Having given careful thought to the concerns raised in the consultation, we decided that it was not the right moment to take forward the Bill as currently constituted, and that we wanted to give the matter further consideration. In the light of that decision, the Financial Conduct Authority has decided to look more closely at the logbook loan market, and we welcome that. The FCA will use its supervisory and policy tools to assess whether further action is required, including new rules that are necessary to protect consumers.
The hon. Lady has already set out examples of some of the actions that the FCA could choose to consider, at its discretion. The Government believe that at the moment that is a more proportionate approach, given the declining numbers in the logbook loan market and the concerns that were raised in the consultation about the Bill as currently drafted.
Could the Minister explicitly say what powers the FCA has to protect innocent consumers who buy cars in good faith, who cannot check anywhere whether they are subject to a logbook loan, and yet who can still have them repossessed?
That is one of the matters to which the FCA will need to give careful consideration. We hope that it will take that forward. It is also considering, as the hon. Lady suggested, a number of measures with respect to the high-cost credit market. It published an update on 31 May announcing a package of initial measures to tackle problems in the high-cost credit market, including a proposal to cap the cost of rent- to-own.
Those measures show the seriousness with which the FCA is taking the wider issue, and I hope that it will give this issue the consideration that it deserves. The hon. Lady has raised one of a range of issues to which the FCA will need to give careful thought. This is an example of the FCA using the powers that it has been given by the Government to protect consumers. We will continue to work closely with the FCA as it undertakes its review of, more generally, the high-cost credit market and, in particular, the logbook loan market. We will consider whether the Government should take any further action in the light of its findings. This is not the end of the story. We want to give the matter a great deal more thought.
Alongside that, the Government are taking further action to protect borrowers. We are supporting families to build their financial literacy through the Money Advice Service, and £27 million is provided every year through MAS to co-ordinate financial education in schools and to improve the public’s financial capability. A further £49 million was spent in the previous financial year on providing more than 440,000 free-to-client debt advice sessions across the country. We want to continue to look for measures to protect the public and to improve financial literacy and awareness.

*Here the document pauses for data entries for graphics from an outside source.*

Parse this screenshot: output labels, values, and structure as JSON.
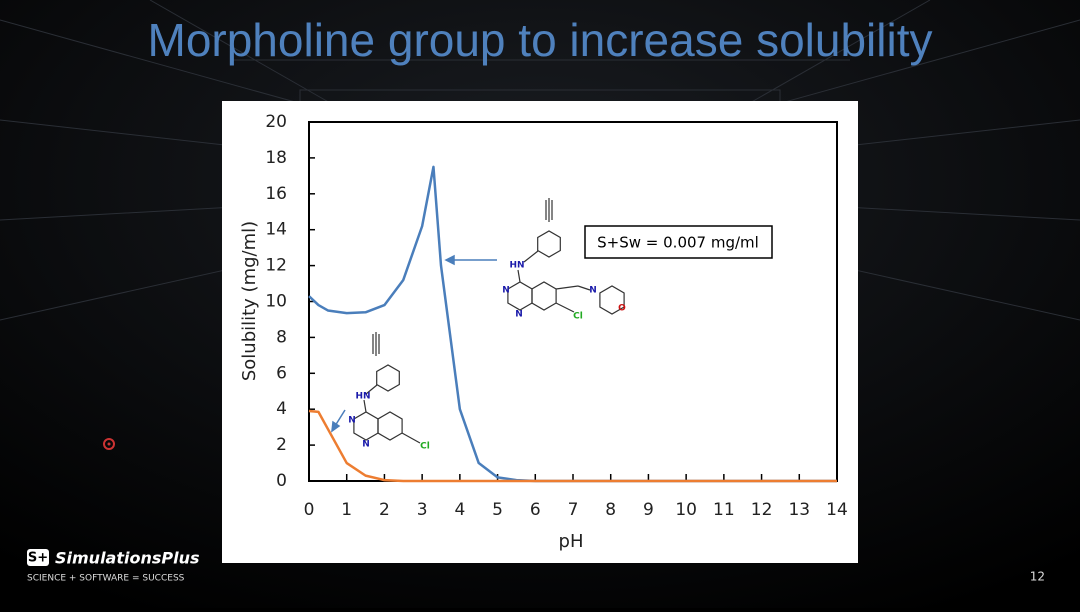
{
  "chart_data": {
    "type": "line",
    "title": "Morpholine group to increase solubility",
    "x_label": "pH",
    "y_label": "Solubility (mg/ml)",
    "x": [
      0,
      0.25,
      0.5,
      1,
      1.5,
      2,
      2.5,
      3,
      3.3,
      3.5,
      4,
      4.5,
      5,
      5.5,
      6,
      7,
      8,
      9,
      10,
      11,
      12,
      13,
      14
    ],
    "series": [
      {
        "color": "#4a7ebb",
        "values": [
          10.3,
          9.8,
          9.5,
          9.35,
          9.4,
          9.8,
          11.2,
          14.2,
          17.5,
          12,
          4,
          1,
          0.2,
          0.05,
          0,
          0,
          0,
          0,
          0,
          0,
          0,
          0,
          0
        ]
      },
      {
        "color": "#ed7d31",
        "values": [
          3.9,
          3.85,
          2.9,
          1.0,
          0.3,
          0.05,
          0,
          0,
          0,
          0,
          0,
          0,
          0,
          0,
          0,
          0,
          0,
          0,
          0,
          0,
          0,
          0,
          0
        ]
      }
    ],
    "xlim": [
      0,
      14
    ],
    "xticks": [
      0,
      1,
      2,
      3,
      4,
      5,
      6,
      7,
      8,
      9,
      10,
      11,
      12,
      13,
      14
    ],
    "ylim": [
      0,
      20
    ],
    "yticks": [
      0,
      2,
      4,
      6,
      8,
      10,
      12,
      14,
      16,
      18,
      20
    ],
    "annotations": [
      "S+Sw = 0.007 mg/ml"
    ],
    "structures": [
      {
        "atoms": [
          "HN",
          "N",
          "N",
          "N",
          "O",
          "Cl"
        ]
      },
      {
        "atoms": [
          "HN",
          "N",
          "N",
          "Cl"
        ]
      }
    ]
  },
  "slide": {
    "logo": "SimulationsPlus",
    "tagline": "SCIENCE + SOFTWARE = SUCCESS",
    "page_number": "12"
  }
}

I know that the hon. Lady is disappointed by the Government’s decision at this stage. I reassure her that the decision was not taken due to pressures on parliamentary time, although that is always a consideration when introducing legislation. The Government’s primary objective is to ensure that, if we legislate, we do so correctly, and bring in interventions that will protect consumers without unintended consequences. That is why we decided, following the consultation, that the Bill was not yet in the right place.
Question put and agreed to.
Sitting suspended for Divisions in the House.
Sitting adjourned without Question put (Standing Order No. 10(14)).